Acordo puta da vida com o alarme gritando ao pé do meu ouvido e solto um palavrão, me sentando no meio da cama e esfregando o meu rosto para despertar melhor. Eis o lado ruim de deixar a minha vida de patricinha para trás. Agora eu preciso acordar cedo, fazer o meu próprio café da manhã e não tenho mais a Estrela para separar as minhas roupas, como sempre fazia para mim. O lado bom disso tudo, é que eu não preciso ver a arrogância nos olhos dos meus pais, sempre que chegava na sala para tomar o café da manhã com eles. Lembrar deles parece um fascínio meu pela dor. Eu não sei porque ainda sonho com eles. Prometi a mim mesma que não traria lembrança alguma comigo, mas ai eles me perseguem nos meus sonhos. Olhar para o meu apartamento vazio, calado e quieto é a pior parte dessa mudança. Eu gosto do barulho, da agitação, da alegria. Isso me faz esquecer quem eu sou de verdade, uma casca triste e vazia. Então quando eu chego a minha sala, ligo o som alto e um rock bem agitado começa a tocar, e bem no meio da sala mesmo, pego uma pequena estátua, faço-a de microfone e começo a cantar mais alto que o aparelho de som, jogando os cabelo feito uma louca e fingindo tocar uma guitarra, e é exatamente assim que vou para a minha cozinha, preparar ovos com bacon.
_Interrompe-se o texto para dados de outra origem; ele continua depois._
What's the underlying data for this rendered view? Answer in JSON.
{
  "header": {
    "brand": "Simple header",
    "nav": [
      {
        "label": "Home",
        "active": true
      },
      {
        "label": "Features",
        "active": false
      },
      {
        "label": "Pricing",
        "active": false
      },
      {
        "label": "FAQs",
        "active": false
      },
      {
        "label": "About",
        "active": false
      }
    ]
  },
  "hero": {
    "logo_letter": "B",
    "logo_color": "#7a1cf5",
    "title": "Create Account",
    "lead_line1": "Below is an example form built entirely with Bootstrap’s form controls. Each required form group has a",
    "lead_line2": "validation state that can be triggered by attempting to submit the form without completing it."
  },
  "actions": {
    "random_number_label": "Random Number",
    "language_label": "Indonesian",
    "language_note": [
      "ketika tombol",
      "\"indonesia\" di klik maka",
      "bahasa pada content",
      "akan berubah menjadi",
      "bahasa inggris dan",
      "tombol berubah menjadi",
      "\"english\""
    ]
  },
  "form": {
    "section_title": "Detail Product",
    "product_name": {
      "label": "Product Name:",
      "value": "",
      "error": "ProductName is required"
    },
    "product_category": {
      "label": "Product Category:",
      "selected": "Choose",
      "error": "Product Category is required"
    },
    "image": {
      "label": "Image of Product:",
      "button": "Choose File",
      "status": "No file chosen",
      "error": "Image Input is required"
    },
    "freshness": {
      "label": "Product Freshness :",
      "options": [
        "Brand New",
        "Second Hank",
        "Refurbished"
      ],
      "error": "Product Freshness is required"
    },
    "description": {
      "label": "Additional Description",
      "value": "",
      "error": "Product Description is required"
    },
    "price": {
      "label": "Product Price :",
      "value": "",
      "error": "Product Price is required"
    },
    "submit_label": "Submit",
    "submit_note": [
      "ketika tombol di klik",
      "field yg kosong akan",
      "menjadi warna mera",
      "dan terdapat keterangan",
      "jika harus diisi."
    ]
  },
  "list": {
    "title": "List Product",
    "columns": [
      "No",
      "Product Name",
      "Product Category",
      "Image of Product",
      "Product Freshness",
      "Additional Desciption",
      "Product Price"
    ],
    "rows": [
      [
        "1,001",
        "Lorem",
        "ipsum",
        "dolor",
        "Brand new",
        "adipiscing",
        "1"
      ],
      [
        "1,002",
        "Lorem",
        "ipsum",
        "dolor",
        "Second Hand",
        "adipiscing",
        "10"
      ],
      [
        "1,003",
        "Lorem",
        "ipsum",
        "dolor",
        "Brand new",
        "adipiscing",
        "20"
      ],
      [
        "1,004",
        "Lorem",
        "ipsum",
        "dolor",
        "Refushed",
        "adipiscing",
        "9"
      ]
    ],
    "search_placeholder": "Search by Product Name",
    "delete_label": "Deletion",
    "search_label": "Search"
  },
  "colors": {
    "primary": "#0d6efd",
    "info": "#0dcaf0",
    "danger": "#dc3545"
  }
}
A música agitada me faz sorri outra vez e enquanto danço, ponho uma frigideira em cima do fogão, ligo o fogo, ponho uma porção de manteiga nela e espero que derreta. Diante do fogão dou uma viradinha, jogo o meu quadril para o lado, quebro os ovos e giro novamente, jogando os braços para cima e... porra! Algum vizinho chato bateu em minha porta, mas não é uma batinha leve e completamente matinal, do tipo " vizinha, pode me dá um pouquinho de açúcar? Há, não! É mais aquele tipo de batida, " Abre essa porra, ou eu mesmo vou derrubar!" Tipo isso ai. Calmamente, eu baixo o fogo, limpo as mãos em um pano de prato que estava largado em cima do balcão e vou até a porta. A abro e encontro um bonitão, alto, com o tronco todo tatuado, de cabelos cheios e desgrenhados, usando alargadores nas duas orelhas e apenas um short de elástico. Ele faz uma cara de menino mal, se inclina em minha direção, ficando ainda mais gigante, e eu encaro seus olhos cor de mel.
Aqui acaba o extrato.